Les manipulations se font dans une pièce dédiée au comportement dans la zone expérimentale de l’animalerie. Les animaux issus d’une même portée sont hébergés dans les mêmes cages contenant du matériel de nidification. L’enrichissement est renforcé des dômes et des batonnets à ronger. Au minimum 4 heures s’écoulent entre chaque test de nature différente, et au maximum 2 tests seront effectués dans la même journée. La compression des nerfs s’effectue sous anesthésie et analgésie. Des analgésiques sont également administrés après l’opération. Si des animaux se déplacent avec difficulté, du gel alimentaire sera mis à disposition. La compression du nerfs ne provoque pas de dommage majeur pour l’animal et la récupération s’effectue rapidement, mais par précaution des points limites ont été définis pouvant aller jusqu’à l’arrêt de l’expérimentation.

Expliquer le choix des espèces et les stades de développement y afférents.

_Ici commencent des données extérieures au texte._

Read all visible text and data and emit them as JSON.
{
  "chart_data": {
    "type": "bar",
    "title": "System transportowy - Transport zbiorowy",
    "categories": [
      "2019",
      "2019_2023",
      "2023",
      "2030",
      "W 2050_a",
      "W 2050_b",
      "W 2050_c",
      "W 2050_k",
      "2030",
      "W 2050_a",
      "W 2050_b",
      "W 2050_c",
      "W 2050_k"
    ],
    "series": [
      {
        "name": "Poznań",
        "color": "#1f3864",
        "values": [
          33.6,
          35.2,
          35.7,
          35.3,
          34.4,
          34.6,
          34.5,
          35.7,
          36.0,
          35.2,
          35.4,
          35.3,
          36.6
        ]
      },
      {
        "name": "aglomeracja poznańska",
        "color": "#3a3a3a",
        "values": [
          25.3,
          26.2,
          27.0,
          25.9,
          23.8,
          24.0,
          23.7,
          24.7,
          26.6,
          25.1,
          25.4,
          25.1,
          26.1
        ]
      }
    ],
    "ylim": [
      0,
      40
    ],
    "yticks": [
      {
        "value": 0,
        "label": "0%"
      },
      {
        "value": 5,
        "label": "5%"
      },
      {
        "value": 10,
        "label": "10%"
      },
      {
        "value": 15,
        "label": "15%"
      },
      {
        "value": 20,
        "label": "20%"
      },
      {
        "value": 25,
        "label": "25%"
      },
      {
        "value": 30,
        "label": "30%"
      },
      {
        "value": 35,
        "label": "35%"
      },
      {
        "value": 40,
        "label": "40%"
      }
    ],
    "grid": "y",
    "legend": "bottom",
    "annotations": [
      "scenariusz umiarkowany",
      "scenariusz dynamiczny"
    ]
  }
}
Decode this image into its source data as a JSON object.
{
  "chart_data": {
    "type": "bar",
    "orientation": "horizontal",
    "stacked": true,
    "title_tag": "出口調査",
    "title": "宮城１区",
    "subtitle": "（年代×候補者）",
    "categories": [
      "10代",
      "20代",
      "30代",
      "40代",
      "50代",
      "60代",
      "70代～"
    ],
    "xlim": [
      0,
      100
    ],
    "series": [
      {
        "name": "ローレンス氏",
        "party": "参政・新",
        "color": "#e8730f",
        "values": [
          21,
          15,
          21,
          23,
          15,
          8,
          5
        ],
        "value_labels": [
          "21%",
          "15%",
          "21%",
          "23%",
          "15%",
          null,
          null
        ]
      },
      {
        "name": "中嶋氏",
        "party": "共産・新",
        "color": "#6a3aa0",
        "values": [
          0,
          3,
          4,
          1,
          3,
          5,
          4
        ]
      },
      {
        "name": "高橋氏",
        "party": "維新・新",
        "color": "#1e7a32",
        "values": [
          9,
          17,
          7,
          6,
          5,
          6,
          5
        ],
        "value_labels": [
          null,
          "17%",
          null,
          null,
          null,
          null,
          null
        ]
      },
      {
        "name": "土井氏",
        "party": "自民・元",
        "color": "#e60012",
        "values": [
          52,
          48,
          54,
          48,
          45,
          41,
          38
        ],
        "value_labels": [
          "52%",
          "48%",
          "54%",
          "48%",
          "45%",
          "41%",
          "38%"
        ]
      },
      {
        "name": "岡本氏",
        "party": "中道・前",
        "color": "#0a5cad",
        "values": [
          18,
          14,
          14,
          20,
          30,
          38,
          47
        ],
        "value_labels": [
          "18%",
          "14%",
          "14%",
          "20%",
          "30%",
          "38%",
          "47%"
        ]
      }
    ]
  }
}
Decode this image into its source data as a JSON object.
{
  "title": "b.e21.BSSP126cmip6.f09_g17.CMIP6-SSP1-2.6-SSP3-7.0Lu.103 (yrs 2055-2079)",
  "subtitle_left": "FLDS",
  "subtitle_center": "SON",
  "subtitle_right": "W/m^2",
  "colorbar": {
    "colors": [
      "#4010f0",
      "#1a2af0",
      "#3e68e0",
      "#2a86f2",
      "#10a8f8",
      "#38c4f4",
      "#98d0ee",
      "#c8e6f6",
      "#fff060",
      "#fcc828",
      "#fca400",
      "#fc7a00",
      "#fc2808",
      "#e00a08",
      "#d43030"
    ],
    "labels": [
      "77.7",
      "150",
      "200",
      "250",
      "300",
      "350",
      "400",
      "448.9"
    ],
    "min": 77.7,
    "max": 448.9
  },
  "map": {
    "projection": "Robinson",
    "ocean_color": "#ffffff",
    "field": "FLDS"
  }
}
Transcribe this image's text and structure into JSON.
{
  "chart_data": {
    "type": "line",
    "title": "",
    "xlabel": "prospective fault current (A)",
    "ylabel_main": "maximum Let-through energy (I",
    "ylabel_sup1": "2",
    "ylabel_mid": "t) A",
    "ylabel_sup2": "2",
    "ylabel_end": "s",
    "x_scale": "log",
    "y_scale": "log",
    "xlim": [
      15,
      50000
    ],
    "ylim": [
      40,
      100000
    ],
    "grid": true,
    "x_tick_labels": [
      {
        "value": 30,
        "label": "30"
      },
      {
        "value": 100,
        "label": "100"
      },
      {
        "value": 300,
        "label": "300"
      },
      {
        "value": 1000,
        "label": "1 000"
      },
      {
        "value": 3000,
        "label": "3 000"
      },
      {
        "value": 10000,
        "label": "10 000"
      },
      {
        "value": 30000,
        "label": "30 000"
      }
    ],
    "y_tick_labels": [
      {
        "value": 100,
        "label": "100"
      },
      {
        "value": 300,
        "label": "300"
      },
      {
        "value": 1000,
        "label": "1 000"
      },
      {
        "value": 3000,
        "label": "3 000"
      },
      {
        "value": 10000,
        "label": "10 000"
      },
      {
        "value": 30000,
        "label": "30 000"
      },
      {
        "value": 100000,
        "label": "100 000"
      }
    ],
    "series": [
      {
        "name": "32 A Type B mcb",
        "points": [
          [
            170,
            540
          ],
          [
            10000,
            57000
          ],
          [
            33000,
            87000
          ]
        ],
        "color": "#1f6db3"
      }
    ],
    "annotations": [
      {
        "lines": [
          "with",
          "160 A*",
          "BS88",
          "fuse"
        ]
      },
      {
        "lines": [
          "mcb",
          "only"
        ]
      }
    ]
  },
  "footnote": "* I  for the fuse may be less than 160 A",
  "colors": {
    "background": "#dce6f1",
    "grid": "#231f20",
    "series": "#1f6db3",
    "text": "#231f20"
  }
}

Les souris sont des mammifères suffisamment proche de l’Homme pour servir à l’évaluation de l’implication des voies de signalisation des corticostéroïdes sur le développement et le maintien de la gaine de myéline périphérique. Par ailleurs, la génération de modèles de souris transgéniques est une stratégie largement utilisée dans ce domaine de recherche. De plus, les techniques d’analyse à notre disposition pour évaluer l’implication de ces voies ont été principalement développés pour la souris. Les animaux seront utilisés au stade 2 mois, jeune adulte, et 6 mois, adulte mature pour voir si l’âge influe sur la capacité de régénération de la gaine de myéline lorsque la réponse aux glucocorticoïdes est inactivée.